On Thu, Apr 20 2006, David S. Miller wrote:
> From: Jens Axboe <[email protected]>
> Date: Thu, 20 Apr 2006 21:34:31 +0200
>
> > It should be able to, yes. Seems to me it should just work like regular
> > splicing, with the difference that you'd have to wait for the reference
> > count to drop before reusing. One way would be to do as Linus suggests
> > and make the vmsplice call block or just return -EAGAIN if we are not
> > ready yet.
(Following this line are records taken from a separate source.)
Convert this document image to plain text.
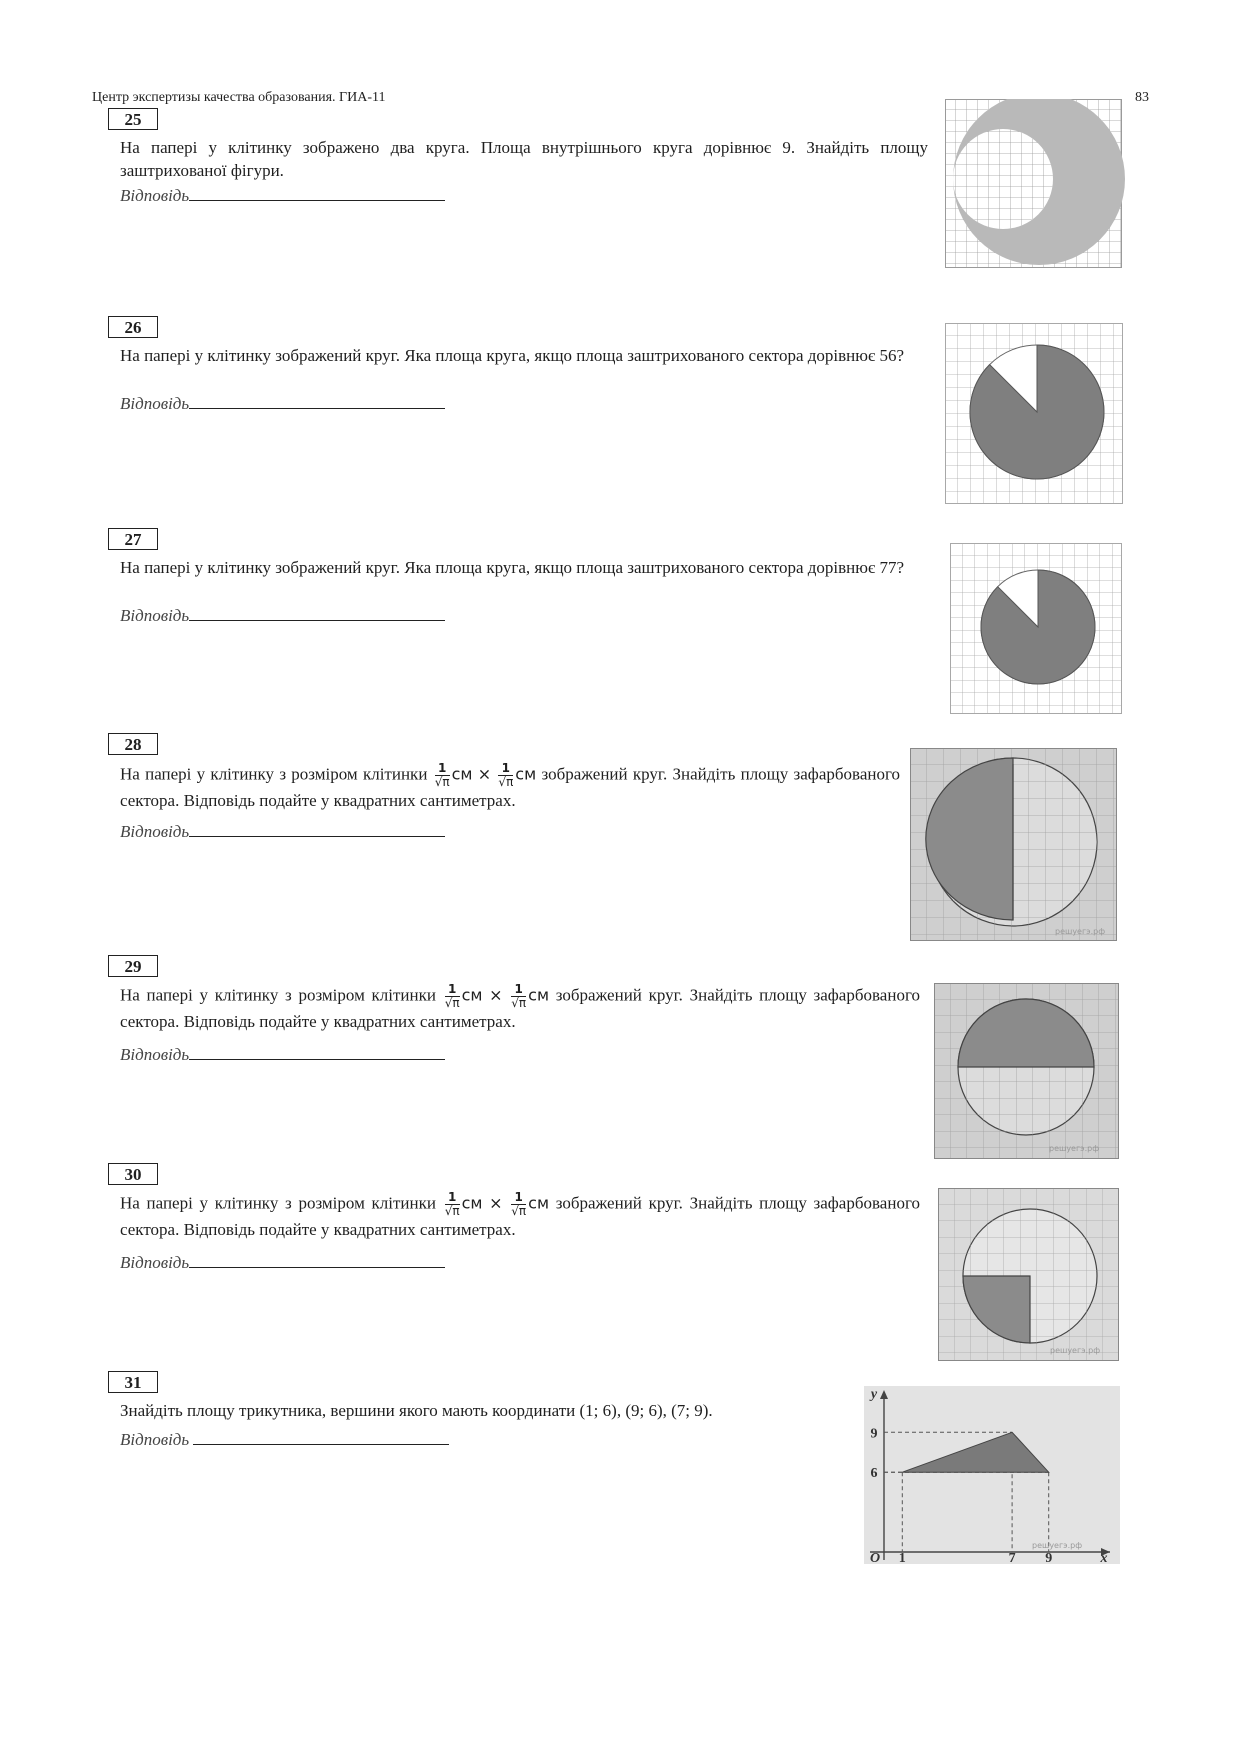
Центр экспертизы качества образования. ГИА-11	83
25
На папері у клітинку зображено два круга. Площа внутрішнього круга дорівнює 9. Знайдіть площу заштрихованої фігури.
Відповідь
26
На папері у клітинку зображений круг. Яка площа круга, якщо площа заштрихованого сектора дорівнює 56?
Відповідь
27
На папері у клітинку зображений круг. Яка площа круга, якщо площа заштрихованого сектора дорівнює 77?
Відповідь
28
На папері у клітинку з розміром клітинки $\frac{1}{√\pi}$ см × $\frac{1}{√\pi}$ см зображений круг. Знайдіть площу зафарбованого сектора. Відповідь подайте у квадратних сантиметрах.
Відповідь
решуегэ.рф
29
На папері у клітинку з розміром клітинки $\frac{1}{√\pi}$ см × $\frac{1}{√\pi}$ см зображений круг. Знайдіть площу зафарбованого сектора. Відповідь подайте у квадратних сантиметрах.
Відповідь
решуегэ.рф
30
На папері у клітинку з розміром клітинки $\frac{1}{√\pi}$ см × $\frac{1}{√\pi}$ см зображений круг. Знайдіть площу зафарбованого сектора. Відповідь подайте у квадратних сантиметрах.
Відповідь
решуегэ.рф
31
Знайдіть площу трикутника, вершини якого мають координати (1; 6), (9; 6), (7; 9).
Відповідь
O 1	7 9
6
9
x
y
решуегэ.рф
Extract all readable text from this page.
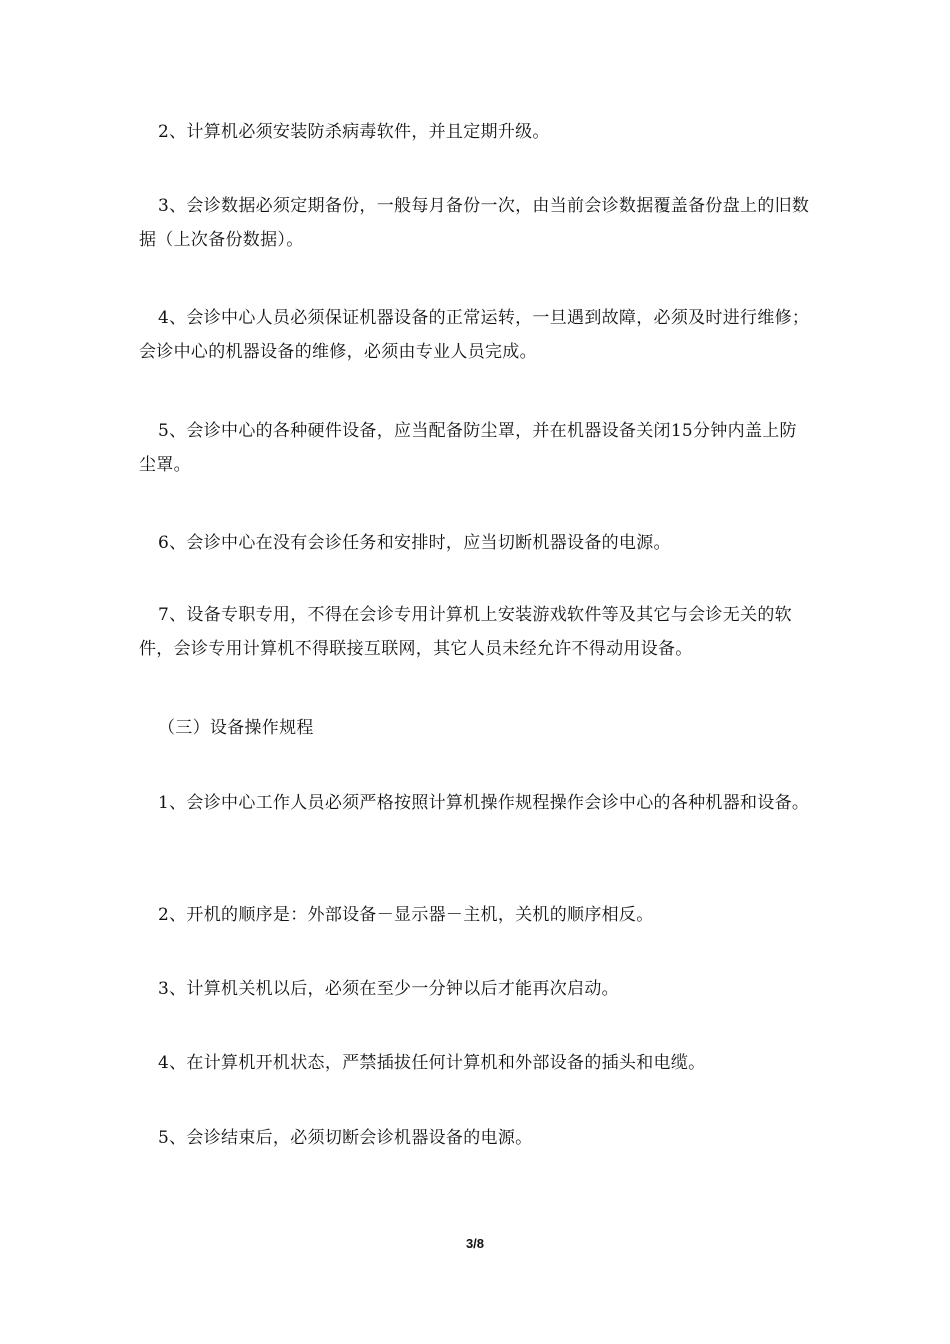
2、计算机必须安装防杀病毒软件，并且定期升级。

3、会诊数据必须定期备份，一般每月备份一次，由当前会诊数据覆盖备份盘上的旧数据（上次备份数据）。

4、会诊中心人员必须保证机器设备的正常运转，一旦遇到故障，必须及时进行维修；会诊中心的机器设备的维修，必须由专业人员完成。

5、会诊中心的各种硬件设备，应当配备防尘罩，并在机器设备关闭15分钟内盖上防尘罩。

6、会诊中心在没有会诊任务和安排时，应当切断机器设备的电源。

7、设备专职专用，不得在会诊专用计算机上安装游戏软件等及其它与会诊无关的软件，会诊专用计算机不得联接互联网，其它人员未经允许不得动用设备。

（三）设备操作规程

1、会诊中心工作人员必须严格按照计算机操作规程操作会诊中心的各种机器和设备。

2、开机的顺序是：外部设备－显示器－主机，关机的顺序相反。

3、计算机关机以后，必须在至少一分钟以后才能再次启动。

4、在计算机开机状态，严禁插拔任何计算机和外部设备的插头和电缆。

5、会诊结束后，必须切断会诊机器设备的电源。

3/8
With that pollable, that should suffice?
>
> Yes.
>
> We really can't block on this, but I guess we could consider allowing
> that for really dumb applications.
It's up to the user, any non-dumb app would use SPLICE_F_NONBLOCK and
avoid blocking ofcourse.
> It does indeed require some smarts in the application to field the
> events, but by definition of using this splice stuff there is explicit
> knowledge in the application of what's going on.
Exactly.
> This is why I'm very hesitant to say "yeah, blocking on the socket is
> OK", because to be honest it's not. As long as the socket buffer
> limits haven't been reached, we really shouldn't block so the user can
> go and do more work and create more transmit data in time to keep the
> network pipe full.
I'll post what I have tomorrow, lets take it from there.